Because each data-fetching page wraps its content in `<app-async>`, correct
loading/empty/error handling is automatic and consistent across the app.
---
## Page transitions
The chrome (`templates/shell` — header + footer) is **persistent**: it mounts once and
hosts the `<router-outlet>`, so navigating doesn't re-create it (no white flash). Only
the routed content cross-fades, via Angular's native **`withViewTransitions()`** — the
header/footer get a stable `view-transition-name` in `styles.scss` so they're excluded
from the fade. `prefers-reduced-motion` disables the animation; non-Chromium browsers
degrade to an instant navigation.
## Tech notes
- Angular 22 (standalone components, signals, `httpResource`, view transitions,
control flow `@if/@for`).
- Styling: `@rijkshuisstijl-community/{design-tokens,components-css}` (Utrecht + RHC CSS,
pre-themed Rijkshuisstijl) — imported in `src/styles.scss`, no hand-written theme.
- Mock data: JSON in `public/mock/`, timing/outcome shaped by `core/scenario.interceptor.ts`.

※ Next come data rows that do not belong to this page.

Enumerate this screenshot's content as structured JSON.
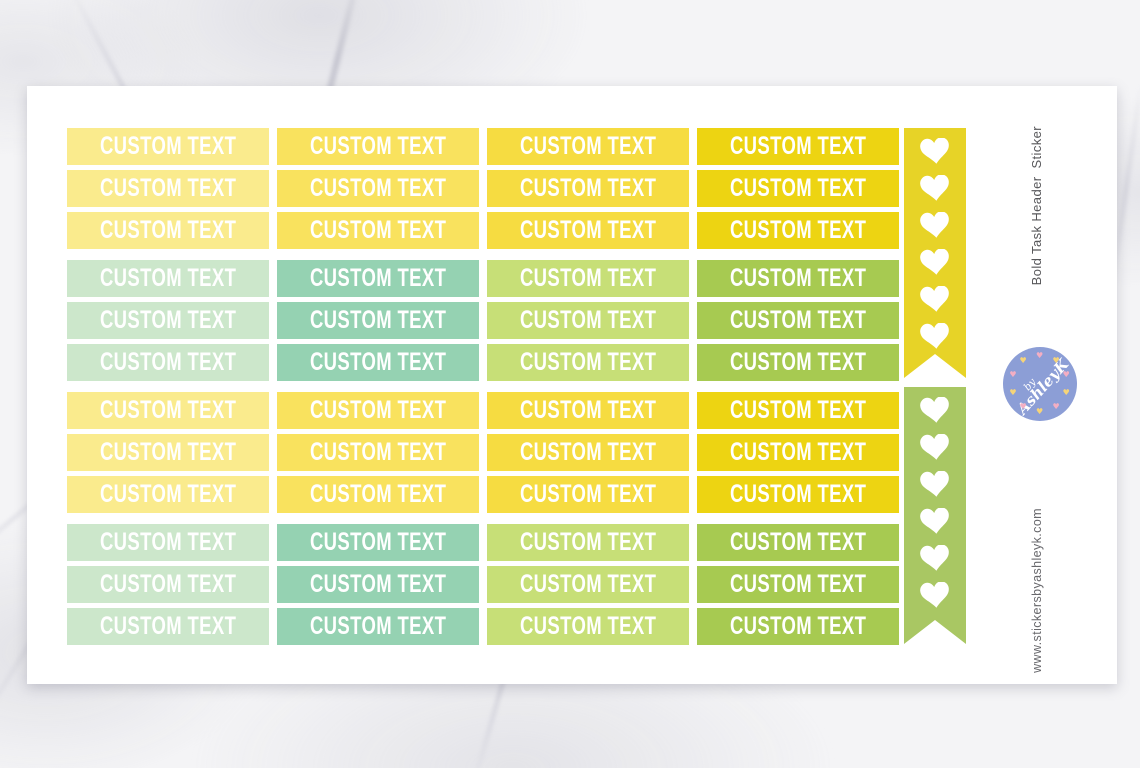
{
  "sheet": {
    "sticker_text": "CUSTOM TEXT",
    "columns": 4,
    "rows_per_group": 3,
    "group_palettes": [
      [
        "#faeb8d",
        "#f9e25e",
        "#f6dc41",
        "#edd412"
      ],
      [
        "#cce7cb",
        "#95d2b2",
        "#c7df77",
        "#a7ca51"
      ],
      [
        "#faeb8d",
        "#f9e25e",
        "#f6dc41",
        "#edd412"
      ],
      [
        "#cce7cb",
        "#95d2b2",
        "#c7df77",
        "#a7ca51"
      ]
    ],
    "sticker_text_color": "#ffffff"
  },
  "strips": [
    {
      "name": "yellow-heart-checklist-flag",
      "color": "#e7d327",
      "heart_count": 6,
      "heart_color": "#ffffff"
    },
    {
      "name": "green-heart-checklist-flag",
      "color": "#a9c763",
      "heart_count": 6,
      "heart_color": "#ffffff"
    }
  ],
  "side": {
    "product_label": "Bold Task Header  Sticker",
    "website": "www.stickersbyashleyk.com"
  },
  "logo": {
    "by_text": "by",
    "name_text": "AshleyK",
    "circle_color": "#8c9ed6",
    "text_color": "#ffffff",
    "ring_heart_colors": [
      "#f3aec3",
      "#f6d478"
    ]
  }
}
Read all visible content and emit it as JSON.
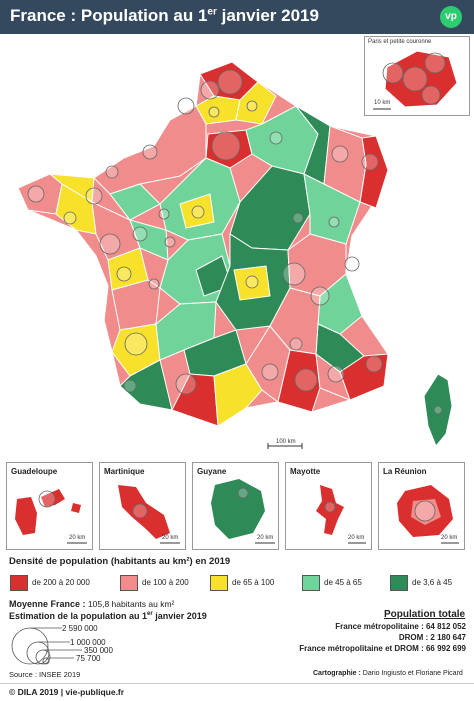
{
  "header": {
    "title_pre": "France : Population au 1",
    "title_sup": "er",
    "title_post": " janvier 2019",
    "logo": "vp"
  },
  "colors": {
    "header_bg": "#34495e",
    "dense_red": "#d9302f",
    "pink": "#f08c8c",
    "yellow": "#f7e12b",
    "light_green": "#6fd39a",
    "dark_green": "#2e8b57"
  },
  "map": {
    "inset_title": "Paris et petite couronne",
    "inset_scale": "10 km",
    "main_scale": "100 km"
  },
  "drom": [
    {
      "name": "Guadeloupe",
      "scale": "20 km"
    },
    {
      "name": "Martinique",
      "scale": "20 km"
    },
    {
      "name": "Guyane",
      "scale": "20 km"
    },
    {
      "name": "Mayotte",
      "scale": "20 km"
    },
    {
      "name": "La Réunion",
      "scale": "20 km"
    }
  ],
  "legend": {
    "density_title": "Densité de population (habitants au km²) en 2019",
    "classes": [
      {
        "label": "de 200 à 20 000",
        "color": "#d9302f"
      },
      {
        "label": "de 100 à 200",
        "color": "#f08c8c"
      },
      {
        "label": "de 65 à 100",
        "color": "#f7e12b"
      },
      {
        "label": "de 45 à 65",
        "color": "#6fd39a"
      },
      {
        "label": "de 3,6 à 45",
        "color": "#2e8b57"
      }
    ],
    "moyenne_label": "Moyenne France :",
    "moyenne_value": "105,8 habitants au km²",
    "estimation_pre": "Estimation de la population au 1",
    "estimation_sup": "er",
    "estimation_post": " janvier 2019",
    "circle_sizes": [
      "2 590 000",
      "1 000 000",
      "350 000",
      "75 700"
    ]
  },
  "population": {
    "title": "Population totale",
    "lines": [
      "France métropolitaine : 64 812 052",
      "DROM : 2 180 647",
      "France métropolitaine et DROM : 66 992 699"
    ]
  },
  "source": "Source : INSEE 2019",
  "cartographie_label": "Cartographie :",
  "cartographie_value": "Dario Ingiusto et Floriane Picard",
  "footer": "© DILA 2019 | vie-publique.fr"
}
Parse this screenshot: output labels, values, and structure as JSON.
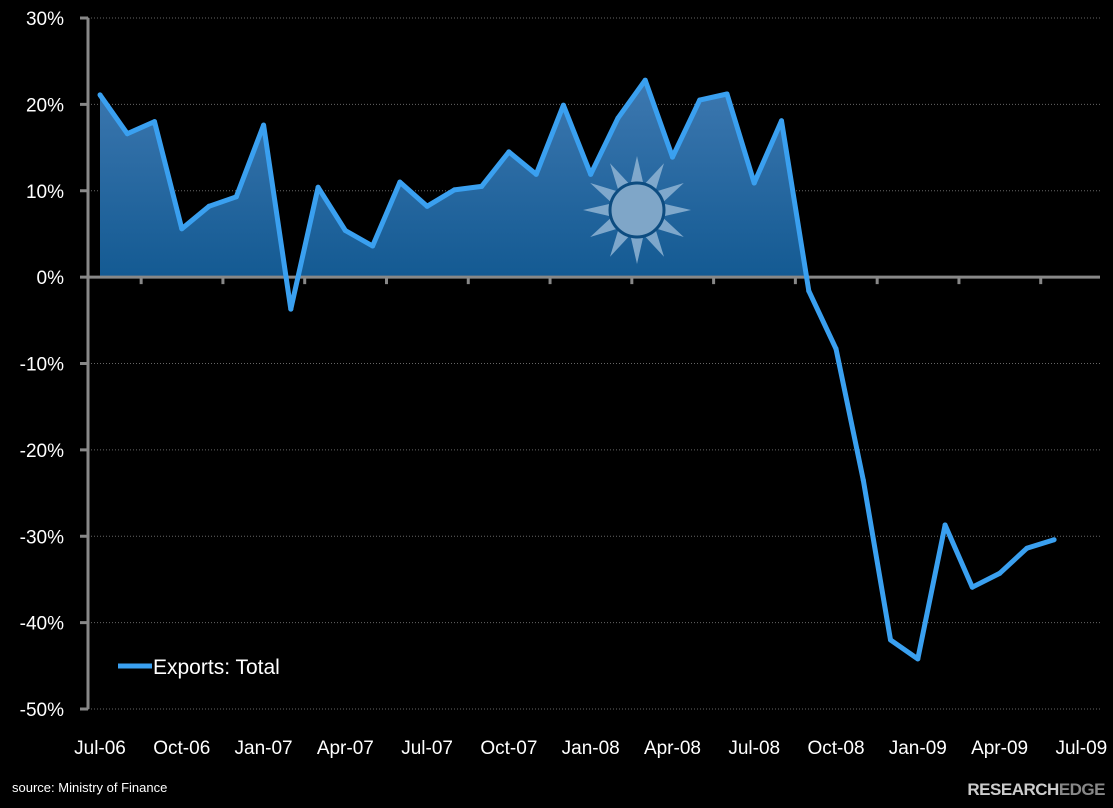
{
  "chart_data": {
    "type": "area",
    "title": "",
    "xlabel": "",
    "ylabel": "",
    "ylim": [
      -50,
      30
    ],
    "yticks": [
      "30%",
      "20%",
      "10%",
      "0%",
      "-10%",
      "-20%",
      "-30%",
      "-40%",
      "-50%"
    ],
    "ytick_values": [
      30,
      20,
      10,
      0,
      -10,
      -20,
      -30,
      -40,
      -50
    ],
    "xtick_labels": [
      "Jul-06",
      "Oct-06",
      "Jan-07",
      "Apr-07",
      "Jul-07",
      "Oct-07",
      "Jan-08",
      "Apr-08",
      "Jul-08",
      "Oct-08",
      "Jan-09",
      "Apr-09",
      "Jul-09"
    ],
    "grid": "horizontal dotted",
    "legend": "bottom-left",
    "x": [
      "Jul-06",
      "Aug-06",
      "Sep-06",
      "Oct-06",
      "Nov-06",
      "Dec-06",
      "Jan-07",
      "Feb-07",
      "Mar-07",
      "Apr-07",
      "May-07",
      "Jun-07",
      "Jul-07",
      "Aug-07",
      "Sep-07",
      "Oct-07",
      "Nov-07",
      "Dec-07",
      "Jan-08",
      "Feb-08",
      "Mar-08",
      "Apr-08",
      "May-08",
      "Jun-08",
      "Jul-08",
      "Aug-08",
      "Sep-08",
      "Oct-08",
      "Nov-08",
      "Dec-08",
      "Jan-09",
      "Feb-09",
      "Mar-09",
      "Apr-09",
      "May-09",
      "Jun-09"
    ],
    "series": [
      {
        "name": "Exports: Total",
        "color": "#3aa0f0",
        "values": [
          21.1,
          16.6,
          18.0,
          5.6,
          8.2,
          9.3,
          17.6,
          -3.7,
          10.4,
          5.4,
          3.6,
          11.0,
          8.2,
          10.1,
          10.5,
          14.5,
          11.9,
          19.9,
          11.9,
          18.4,
          22.8,
          13.9,
          20.5,
          21.2,
          10.9,
          18.1,
          -1.6,
          -8.3,
          -23.5,
          -42.0,
          -44.2,
          -28.7,
          -35.9,
          -34.3,
          -31.4,
          -30.4
        ]
      }
    ],
    "fill": "positive values shaded with blue gradient",
    "watermark": "sun-emblem-icon"
  },
  "footer": {
    "source": "source: Ministry of Finance",
    "logo_text": "RESEARCHEDGE"
  }
}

- `.npmrc` sets `legacy-peer-deps=true` because `@storybook/angular`'s peer range lags
Angular 22; the builder runs fine (build verified).
### Dependency security
The **shipped app has 0 known vulnerabilities** (`npm audit --omit=dev`). All advisories
live in dev/build tooling (Storybook + the Angular build chain) and never reach the
bundle. `package.json` `overrides` pin patched transitive versions, taking the full
audit from 16 (incl. 3 high) down to **5 low** — the remainder all cascade from
`@babel/core`'s low-severity sourceMappingURL issue, which only "fixes" by jumping to
Babel 8 (a breaking change across the Storybook/Babel chain) and is deliberately left.
We do **not** run `npm audit fix --force`: its proposed fix downgrades Angular 22 → 21.
### Deliberately out of scope (POC)
Real auth/DigiD, real backend, i18n, NgRx, licensed Rijkshuisstijl fonts/logo.